В том же году парижский журнал «Revue Germanigue» напечатал перевод на французский язык поэмы Шиллера «Орлеанская дева», выполненный Павловой. Всегда относившаяся к оригиналу с большим уважением, Каролина Павлова несомненно оказалась самым корректным переводчиком своей эпохи.
Портрет работы К. А. Молдавского 1841 года изображает вполне привлекательную светскую даму в светло-голубом вечернем туалете – никаких псевдорусских сарафанов. Модная прическа с длинными локонами, подобранные со вкусом украшения: четыре нити крупного жемчуга на шее, затейливый браслет на левой руке.
Каролину недолюбливали за чопорность, громадное самомнение и необоримую страсть зачитывать всех и каждого своими стихами. Цензор Александр Никитенко, благодаря мемуарам которого современный читатель узнает много интересного о литературной жизни той эпохи, находил, что она «страшно всем надоедает своей болтовней и навязчивостью», а говорить способна только о себе.
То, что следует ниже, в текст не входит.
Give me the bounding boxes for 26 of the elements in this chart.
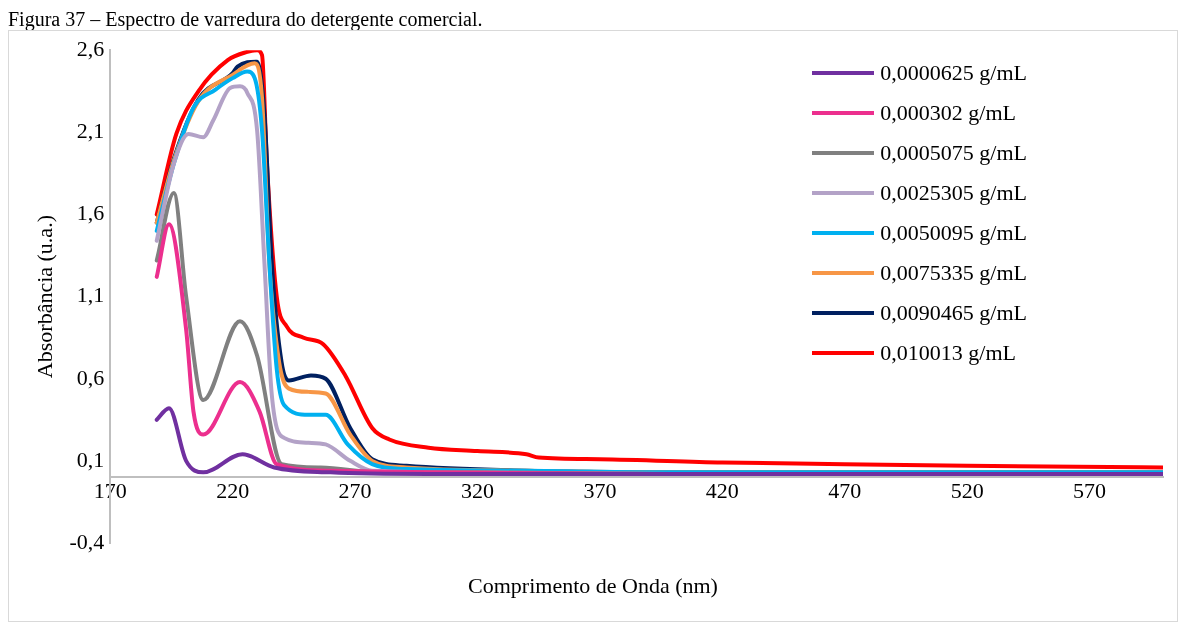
- legend-label: 0,000302 g/mL: [880, 100, 1016, 126]
- legend-label: 0,0050095 g/mL: [880, 220, 1027, 246]
- y-tick-label: 0,1: [76, 446, 105, 472]
- y-tick-label: 2,6: [76, 35, 105, 61]
- x-tick-label: 320: [460, 478, 494, 504]
- x-tick-label: 470: [828, 478, 862, 504]
- y-tick-label: 2,1: [76, 118, 105, 144]
- y-axis-title: Absorbância (u.a.): [31, 215, 57, 379]
- x-tick-label: 520: [950, 478, 984, 504]
- legend-label: 0,0025305 g/mL: [880, 180, 1027, 206]
- legend-label: 0,0090465 g/mL: [880, 300, 1027, 326]
- x-tick-label: 420: [705, 478, 739, 504]
- x-axis-title: Comprimento de Onda (nm): [467, 573, 719, 599]
- legend-label: 0,0000625 g/mL: [880, 60, 1027, 86]
- x-tick-label: 220: [216, 478, 250, 504]
- y-tick-label: 1,1: [76, 282, 105, 308]
- y-tick-label: -0,4: [69, 528, 105, 554]
- legend-label: 0,0005075 g/mL: [880, 140, 1027, 166]
- y-tick-label: 1,6: [76, 200, 105, 226]
- legend-label: 0,0075335 g/mL: [880, 260, 1027, 286]
- legend-label: 0,010013 g/mL: [880, 340, 1016, 366]
- chart-title: Figura 37 – Espectro de varredura do detergente comercial.: [8, 8, 484, 30]
- x-tick-label: 570: [1073, 478, 1107, 504]
- y-tick-label: 0,6: [76, 364, 105, 390]
- x-tick-label: 270: [338, 478, 372, 504]
- x-tick-label: 370: [583, 478, 617, 504]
Друзья Павлова судили более объективно: «Была она, впрочем, женщина не совсем обыкновенная. При значительной сухости сердца она имела некоторые блестящие стороны. Она была умна, замечательно образованна, владела многими языками, и сама обладала недюжинным литературным талантом. Собственно поэтической струны у нее не было: для этого недоставало внутреннего огня; но она отлично владела стихом, переводила превосходно, а иногда ей удавалось метко и изящно выразить мысль в поэтической форме. Но тщеславия она была непомерного, а такта у нее не было вовсе. Она любила, кстати и некстати, щеголять своим литературным талантом и рассказывать о впечатлении, которое она производила. Она постоянно читала вслух стихи, и свои, и чужие, всегда нараспев и с каким-то диким завыванием, прославленным впоследствии Соболевским[25]
в забавной эпиграмме. Бестактные ее выходки сдерживались, впрочем, мужем, превосходство ума которого внушало ей уважение».М. Ю. Лермонтов по своим связям и знакомствам принадлежал к высшему обществу и был знаком только с литераторами, принадлежавшими к свету, с литературными авторитетами и знаменитостями. Николая Филипповича поэт знал давно; правда, о его стихах был невысокого мнения. Полагают, что некоторые черты характера Павлова отразились в образе главного героя лермонтовского «Маскарада» Арбенина: он также пользовался репутацией одержимого и подозрительного в карточной игре человека.
В повести Лермонтова «Княжна Мери» исследователи, начиная с С. П. Шевырёва, видели отголоски повести Павлова «Ятаган». Подобие сюжетных ситуаций двух повестей подчеркивалось мотивом «солдатской шинели», которую носит герой повести Павлова, молодой человек Бронин. За дуэль с адъютантом он разжалован в солдаты – и это увлекает юную княжну, которую полюбил герой. «Для неё он был жертвой зависти, гонений, человек, против которого вселенная сделала заговор…» В сравнении с благородным Брониным, который предпочёл бесчестью преступление и смерть, лермонтовский Грушницкий воспринимается как его двойник-подражатель, строящий свою жизнь по литературной модели, которой и становится в романе «Герой нашего времени» неназванная прямо повесть Павлова.
Заехав в Первопрестольную по дороге в ссылку на Кавказ, Лермонтов пробыл в Москве почти весь май 1840 года. Он познакомился с московскими славянофилами (по словам Е. Ростопчиной – это Хомяков и его шумливые, нечесаные, немытые приверженцы), посещал салоны Павловых и Свербеевых. К Каролине Павловой Лермонтов относился с большим почтением, высоко ценил ее переводы и некоторые оригинальные стихотворения. В альбоме поэтессы сохранился автограф его стихотворения «Посреди небесных тел». И перед второй ссылкой на Кавказ, подавленный и грустный, свой последний вечер в Москве он тоже провел в салоне Павловых.
«Каролина все теребила его, пыталась вовлечь в разговор, но ее усилия были напрасны. Он уехал грустный. Ночь была сырая. Мы простились на крыльце», – записал Ю. Самарин в своем дневнике, вспоминая этот вечер уже после известия о смерти поэта.
В феврале 1843 года Каролине Карловне был представлен А. И. Герцен (Павлов уже был с ним знаком). Герцен сразу отметил незаурядность личности Павловой. «Из людей видел одного, да и тот женщина, т. е. Павлова, – ее голос неприятен, ее вид также не вовсе в ее пользу, но ум и таланты не подлежат сомнению. Больше на первый случай ничего не могу сказать», – записал он в дневнике.
Каролина отдавала много времени литературным трудам, что вызывало недовольство ее знакомых. Князь Черкасский заметил: «Мне противны женщины, которые из ума своего делают что-то вроде ремесла, как К. Павлова и гр. Ростопчина».